What is a Relocation Policy and How to Handle Employee Relocation

Lots of employers have the option to relocate existing employees or new hires as part of the process of filling specific roles within the organization.

To achieve this effectively, a relocation policy is often formulated and put into practice. This has significant ramifications for the business as a whole, as well as for the employees who experience its impact.

Because of the significant influence, a relocation policy can have over everything from job satisfaction to productivity, here is a look at the ins and outs of what a contemporary policy should offer and how best to handle the relocation process itself.

The basics of a Relocation Policy

For most, employee relocation involves a whole lot of administrative challenges, as well as financial burdens to bear and logistical hurdles to overcome. The purpose of a relocation policy should be to streamline this as much as possible, and also formalize the steps that will be taken by an employer to steward them through it all.

While each policy can be entirely tailored to the needs of a business, there are a few standard inclusions that are often featured across the board. For example, plenty of policies will cover the expenses involved with moving household goods, transporting the employee and their families, and providing accommodation either on a short or long-term basis depending on the nature of the job and the location.

A policy should also be flexible enough to accommodate the unique circumstances of individual employees. This might mean providing employment assistance for the spouse of an employee who is in a relationship or help with finding schools for children.

Another factor is the need to ensure that an employee can integrate successfully with their new community, as barriers of language and culture can lead to dissatisfaction and a host of other issues post-relocation.
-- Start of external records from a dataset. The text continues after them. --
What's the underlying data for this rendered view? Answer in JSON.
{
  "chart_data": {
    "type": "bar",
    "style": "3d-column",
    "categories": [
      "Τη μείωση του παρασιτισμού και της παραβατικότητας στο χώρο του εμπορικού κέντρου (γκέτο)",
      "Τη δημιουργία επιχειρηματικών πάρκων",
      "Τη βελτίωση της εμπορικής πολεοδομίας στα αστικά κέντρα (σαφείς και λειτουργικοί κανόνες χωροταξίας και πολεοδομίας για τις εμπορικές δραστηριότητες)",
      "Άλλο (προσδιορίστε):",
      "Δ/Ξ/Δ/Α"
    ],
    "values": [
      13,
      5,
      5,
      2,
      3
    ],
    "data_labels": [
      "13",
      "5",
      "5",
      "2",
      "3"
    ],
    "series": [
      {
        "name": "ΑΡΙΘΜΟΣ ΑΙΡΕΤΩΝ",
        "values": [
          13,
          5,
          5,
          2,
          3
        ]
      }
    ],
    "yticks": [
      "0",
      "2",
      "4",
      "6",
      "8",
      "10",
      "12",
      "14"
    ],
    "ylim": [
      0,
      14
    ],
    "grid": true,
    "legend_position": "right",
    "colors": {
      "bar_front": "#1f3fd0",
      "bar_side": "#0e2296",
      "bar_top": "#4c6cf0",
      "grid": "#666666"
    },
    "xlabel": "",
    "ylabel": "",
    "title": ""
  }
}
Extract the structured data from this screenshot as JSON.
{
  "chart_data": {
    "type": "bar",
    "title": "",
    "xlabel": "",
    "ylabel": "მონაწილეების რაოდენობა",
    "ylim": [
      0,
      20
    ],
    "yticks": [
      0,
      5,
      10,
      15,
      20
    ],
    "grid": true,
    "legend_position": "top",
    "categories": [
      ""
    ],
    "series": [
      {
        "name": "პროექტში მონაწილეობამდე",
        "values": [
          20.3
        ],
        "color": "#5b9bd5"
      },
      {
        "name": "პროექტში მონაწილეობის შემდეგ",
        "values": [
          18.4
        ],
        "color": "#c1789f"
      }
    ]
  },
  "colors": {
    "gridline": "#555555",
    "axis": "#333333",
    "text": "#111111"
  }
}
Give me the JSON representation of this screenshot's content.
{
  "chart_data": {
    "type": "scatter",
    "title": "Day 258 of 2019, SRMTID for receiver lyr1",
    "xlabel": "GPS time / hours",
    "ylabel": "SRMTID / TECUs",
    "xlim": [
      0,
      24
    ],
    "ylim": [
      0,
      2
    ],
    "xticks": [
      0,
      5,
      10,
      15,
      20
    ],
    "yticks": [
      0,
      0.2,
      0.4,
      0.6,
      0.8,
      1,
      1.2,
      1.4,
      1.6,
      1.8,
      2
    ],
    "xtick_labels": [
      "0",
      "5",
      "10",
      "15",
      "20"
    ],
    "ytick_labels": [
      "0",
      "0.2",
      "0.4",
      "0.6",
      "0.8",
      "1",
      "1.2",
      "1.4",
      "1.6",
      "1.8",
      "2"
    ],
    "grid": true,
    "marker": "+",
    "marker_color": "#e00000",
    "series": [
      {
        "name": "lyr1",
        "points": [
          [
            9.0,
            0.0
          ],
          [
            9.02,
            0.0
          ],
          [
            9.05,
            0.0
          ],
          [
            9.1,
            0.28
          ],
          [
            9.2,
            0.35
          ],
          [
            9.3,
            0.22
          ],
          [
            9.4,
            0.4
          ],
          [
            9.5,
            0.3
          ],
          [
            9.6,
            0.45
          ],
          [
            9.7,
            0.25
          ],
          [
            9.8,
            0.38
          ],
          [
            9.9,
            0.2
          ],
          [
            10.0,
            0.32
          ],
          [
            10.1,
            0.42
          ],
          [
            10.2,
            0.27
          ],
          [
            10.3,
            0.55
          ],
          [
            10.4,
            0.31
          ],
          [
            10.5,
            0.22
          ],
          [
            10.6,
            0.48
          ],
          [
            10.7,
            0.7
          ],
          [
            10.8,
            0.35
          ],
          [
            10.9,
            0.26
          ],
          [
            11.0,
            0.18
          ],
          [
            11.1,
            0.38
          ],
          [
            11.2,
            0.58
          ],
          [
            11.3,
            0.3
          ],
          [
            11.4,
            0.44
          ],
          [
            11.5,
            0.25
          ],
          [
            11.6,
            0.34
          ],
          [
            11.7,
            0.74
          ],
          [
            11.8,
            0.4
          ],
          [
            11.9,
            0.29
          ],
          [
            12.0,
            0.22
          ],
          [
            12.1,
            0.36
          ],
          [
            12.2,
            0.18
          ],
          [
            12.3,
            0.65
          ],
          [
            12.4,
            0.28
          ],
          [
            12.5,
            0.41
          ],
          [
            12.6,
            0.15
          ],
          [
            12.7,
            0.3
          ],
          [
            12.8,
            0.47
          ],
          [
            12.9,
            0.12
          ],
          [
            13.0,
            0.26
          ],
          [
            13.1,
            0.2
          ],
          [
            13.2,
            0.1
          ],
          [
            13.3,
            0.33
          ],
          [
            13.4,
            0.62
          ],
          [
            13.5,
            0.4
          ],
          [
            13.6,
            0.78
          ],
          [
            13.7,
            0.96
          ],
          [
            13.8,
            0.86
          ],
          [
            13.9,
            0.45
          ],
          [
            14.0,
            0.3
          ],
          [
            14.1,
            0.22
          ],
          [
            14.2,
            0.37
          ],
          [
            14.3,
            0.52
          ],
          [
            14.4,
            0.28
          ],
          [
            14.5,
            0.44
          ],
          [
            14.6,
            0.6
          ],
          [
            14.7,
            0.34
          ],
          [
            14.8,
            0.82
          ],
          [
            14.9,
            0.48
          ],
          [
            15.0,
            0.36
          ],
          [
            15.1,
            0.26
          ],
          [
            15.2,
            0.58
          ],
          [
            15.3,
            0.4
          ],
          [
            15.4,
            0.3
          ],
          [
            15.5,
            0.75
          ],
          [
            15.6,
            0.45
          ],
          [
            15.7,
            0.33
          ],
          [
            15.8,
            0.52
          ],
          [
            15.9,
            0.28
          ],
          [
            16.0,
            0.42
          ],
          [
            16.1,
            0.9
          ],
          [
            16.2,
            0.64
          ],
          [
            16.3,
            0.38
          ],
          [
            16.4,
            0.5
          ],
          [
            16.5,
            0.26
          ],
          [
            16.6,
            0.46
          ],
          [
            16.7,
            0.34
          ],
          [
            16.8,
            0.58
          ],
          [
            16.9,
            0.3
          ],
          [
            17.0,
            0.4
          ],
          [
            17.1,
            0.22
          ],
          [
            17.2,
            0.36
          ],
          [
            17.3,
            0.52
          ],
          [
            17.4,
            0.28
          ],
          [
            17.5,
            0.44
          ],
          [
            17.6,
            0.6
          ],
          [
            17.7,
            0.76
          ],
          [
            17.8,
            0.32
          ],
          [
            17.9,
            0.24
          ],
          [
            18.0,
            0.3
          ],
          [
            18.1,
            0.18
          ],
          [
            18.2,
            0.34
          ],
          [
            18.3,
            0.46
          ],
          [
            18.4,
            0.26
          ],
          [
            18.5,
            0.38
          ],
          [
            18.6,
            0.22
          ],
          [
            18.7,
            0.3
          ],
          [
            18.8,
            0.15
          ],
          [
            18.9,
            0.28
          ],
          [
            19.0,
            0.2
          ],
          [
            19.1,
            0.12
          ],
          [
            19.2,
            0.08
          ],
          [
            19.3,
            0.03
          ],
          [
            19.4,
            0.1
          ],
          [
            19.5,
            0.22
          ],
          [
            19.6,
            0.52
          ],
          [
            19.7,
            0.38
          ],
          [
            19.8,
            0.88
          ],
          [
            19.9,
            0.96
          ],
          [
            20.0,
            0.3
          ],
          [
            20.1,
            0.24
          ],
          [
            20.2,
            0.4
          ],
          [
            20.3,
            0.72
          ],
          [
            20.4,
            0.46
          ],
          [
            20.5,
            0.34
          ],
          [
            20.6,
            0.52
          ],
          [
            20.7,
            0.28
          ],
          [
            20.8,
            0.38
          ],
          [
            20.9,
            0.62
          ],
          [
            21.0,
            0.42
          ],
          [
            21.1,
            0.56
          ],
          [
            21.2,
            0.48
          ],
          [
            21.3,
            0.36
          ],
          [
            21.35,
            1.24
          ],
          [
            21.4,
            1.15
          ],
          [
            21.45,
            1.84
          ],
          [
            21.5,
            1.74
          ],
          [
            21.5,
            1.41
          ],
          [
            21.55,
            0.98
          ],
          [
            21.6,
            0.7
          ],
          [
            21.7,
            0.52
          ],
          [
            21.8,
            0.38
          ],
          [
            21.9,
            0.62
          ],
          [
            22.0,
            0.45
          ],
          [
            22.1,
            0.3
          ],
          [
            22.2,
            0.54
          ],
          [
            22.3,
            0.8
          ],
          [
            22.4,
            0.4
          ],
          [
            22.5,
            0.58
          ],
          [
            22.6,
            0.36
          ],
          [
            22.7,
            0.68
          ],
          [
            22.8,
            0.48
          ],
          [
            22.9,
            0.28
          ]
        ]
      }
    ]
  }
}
Assistance offered by an employer will be much appreciated and should be considered integral to the success of any relocation policy.


The points to consider

Now you have an idea of what a relocation policy should provide, it is necessary to think carefully about both how to manage the process and, more importantly, when to offer it as an option to employees.

Likewise, if you are currently working for a company and the prospect of relocation comes up, you can also make a decision that will benefit you in the long term if you bear in mind a few of the following factors.

First and foremost, it is vital to work out whether or not an employee is a suitable candidate for relocation, as there are all sorts of stresses and strains associated with moving to another country or a distant region in the same country. As such not every employee will be a good fit for this, and they need to be made aware of the challenges and hurdles upfront, as well as the steps an organization will take to support them.

Secondly, you need to look into the tax implications of sending someone to work overseas, and also whether a specific employee will be legally allowed to work in a given region. Most foreign nationals will need work visas to fulfil a professional role after arrival, and different countries have their approaches to accepting skilled workers from elsewhere.

Last but not least, the length of the relocation contract should be determined before making any commitment, as in most cases the move may not be permanent, and so it is useful for an employee and the employer to know exactly how long this arrangement will last for, to help with planning and budgeting, amongst other things.

The nuts and bolts of implementing relocation policies

Once an employer has agreed to relocate an employee and all parties are happy with the arrangement, the actual implementation of those policies and plans will come next.

From a financial perspective, it is better for a business to assign a carefully calculated budget for the relocation itself and to make sure that costs are covered as comprehensively as possible so that employees are not left out of pocket or put in a position where they have to claim back expenses further down the line.

In terms of the actual costs involved, these can vary from a few thousand dollars to close to $100,000, with the most expensive move coming about if the employee is a homeowner and so the sale of a property is on the cards.

Perhaps unsurprisingly, plenty of businesses choose to outsource the relocation process to a third-party firm that is specifically set up to take care of all the paperwork and other insurmountable administrative duties and come with the territory.

If in doubt, consult with experts as either an employer or employee to clear up confusion surrounding relocation policies.